Our Specialties

Tennis Elbow (Lateral Epicondylitis)


The elbow is a complex joint that allows bending and straightening (flexion and extension), and forearm rotation (pronation, palm down; and supination, palm up). The elbow is formed by the joining of three bones: the upper arm (humerus), the forearm on the pinky finger side (ulna), and the forearm on the thumb side (radius). The surfaces of these bones, where they meet to form the joint, are covered with articular cartilage, a smooth substance that protects the bones and acts as a natural cushion to absorb forces across the joint. A thin, smooth tissue, called synovial membrane, covers all remaining surfaces inside the elbow joint. In a healthy elbow, this membrane makes a small amount of fluid that lubricates the cartilage and eliminates almost all friction as you bend and rotate your arm.

Held together by muscles, ligaments and tendons, the elbow is a combination hinge and pivot joint. The hinge part of the elbow allows the arm to bend like the hinge of a door, while the pivot part makes it possible for the lower arm to twist and rotate. There are several muscles, nerves and tendons that cross at the elbow.


Lateral epicondylitis, more commonly known as tennis elbow, is a painful condition that occurs when overuse results in inflammation of the tendons that join the forearm muscles on the outside of the elbow. (Golfer's elbow, medial epicondylitis, is a similar condition that affects the inside of the elbow.) Recent studies show that tennis elbow is often due to damage to the extensor carpi radialis brevis (ECRB), a specific forearm muscle that helps stabilize the wrist when the elbow is straight.
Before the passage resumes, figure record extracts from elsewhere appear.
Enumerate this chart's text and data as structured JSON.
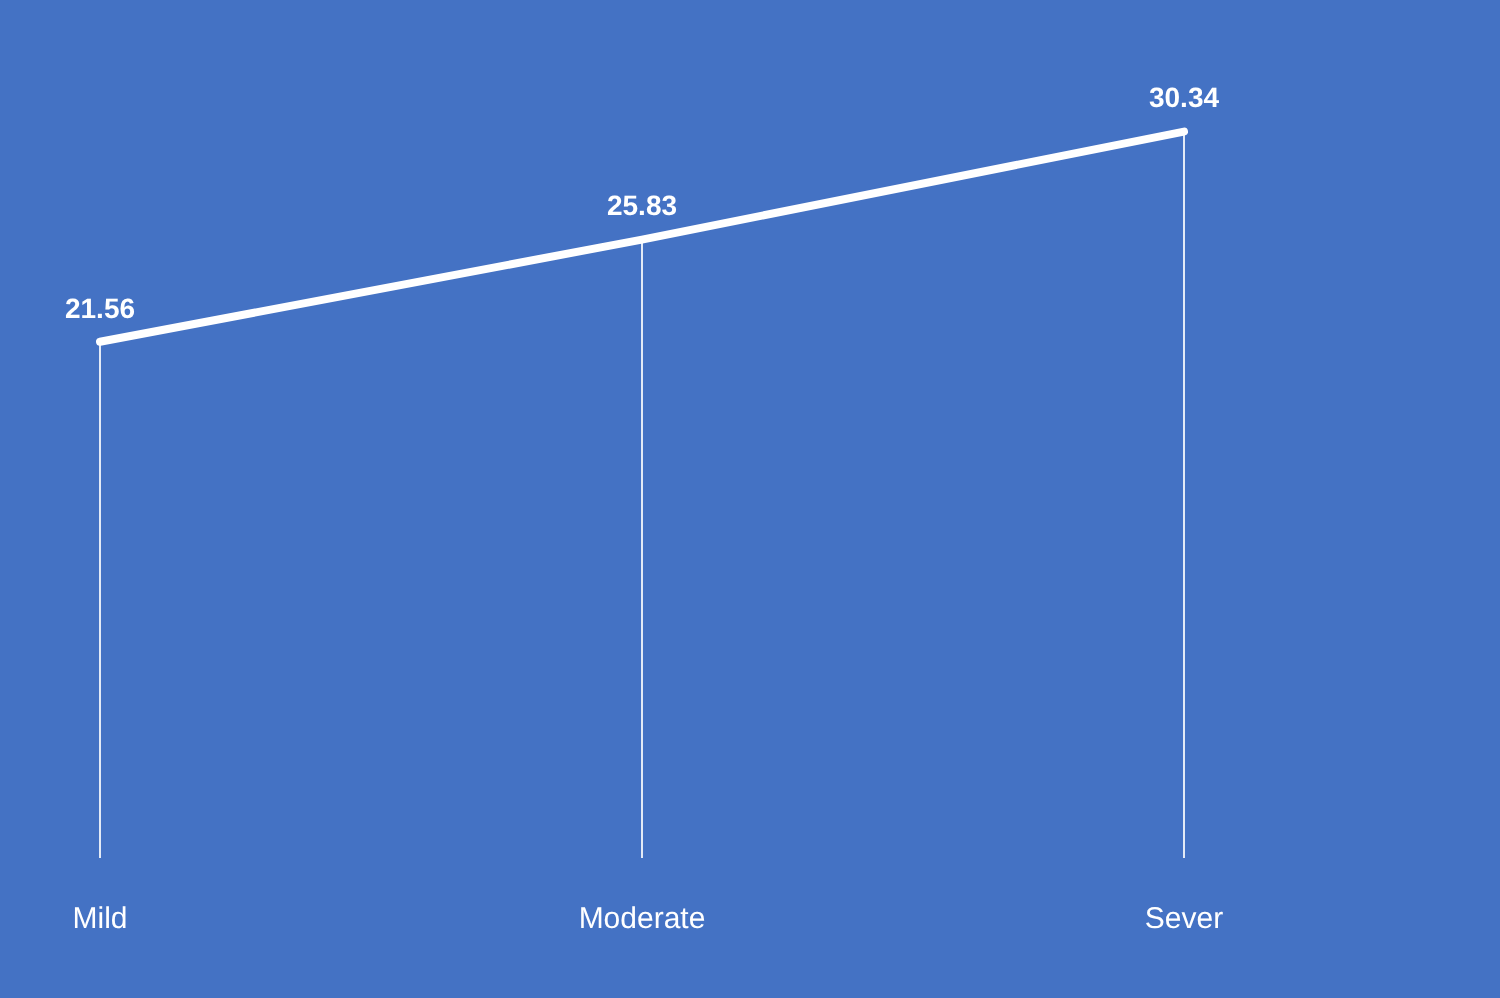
{
  "chart_data": {
    "type": "line",
    "categories": [
      "Mild",
      "Moderate",
      "Sever"
    ],
    "series": [
      {
        "color": "#ffffff",
        "values": [
          21.56,
          25.83,
          30.34
        ]
      }
    ],
    "tick_labels": "x",
    "data_labels": true,
    "grid": "x",
    "legend": false,
    "line_style": "solid"
  }
}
Participation in sports, work, or other recreational activities that require repetitive and vigorous motion may result in the overuse that leads to tennis elbow. Many who are not athletes also suffer from this condition.


Common symptoms of tennis elbow include:

  • Pain or burning on the outer part of the elbow
  • Weak grip strength

Nonsurgical Treatment

The majority of patients (approximately 80-95%) have success with nonsurgical treatment.

  • Rest—Modify or discontinue participation in activities that aggravate the condition. Giving the arm proper rest is the first step toward recovery.
  • Nonsteroidal anti-inflammatory medication—Drugs such as aspirin and ibuprofen may help reduce pain and swelling. Most people are familiar with these nonprescription NSAIDS, however, whether taking them in over-the-counter or prescription strength, they must be used carefully. Using these medications for more than one month should be reviewed with your primary care physician. If you develop reflux or stomach pains while taking an anti-inflammatory, be sure to talk to your doctor.
  • Physical therapy—Your doctor may recommend specific exercises to help strengthen the muscles of your forearm.
  • Brace—Using a brace centered over the back of your forearm may help reduce symptoms by allowing muscles and tendons to rest.
  • Steroid injections—Steroids, such as cortisone, are very effective anti-inflammatory medications and may be recommended for some patients.
  • Platelet-rich plasma (PRP)—A relatively recent treatment option, PRP therapy, is currently being studied by researchers and is considered by some to hold promise for certain injuries. Contact your orthopaedic surgeon to find out if this treatment would be appropriate for you.


If your symptoms do not respond after 6 to 12 months of nonsurgical treatments, your orthopaedic surgeon may recommend surgical treatment. With any surgery there are some risks, and these vary from person to person. Complications are typically minor, treatable and unlikely to affect your final outcome. Your orthopaedic surgeon will speak to you prior to surgery to explain any potential risks and complications that may be associated with your procedure.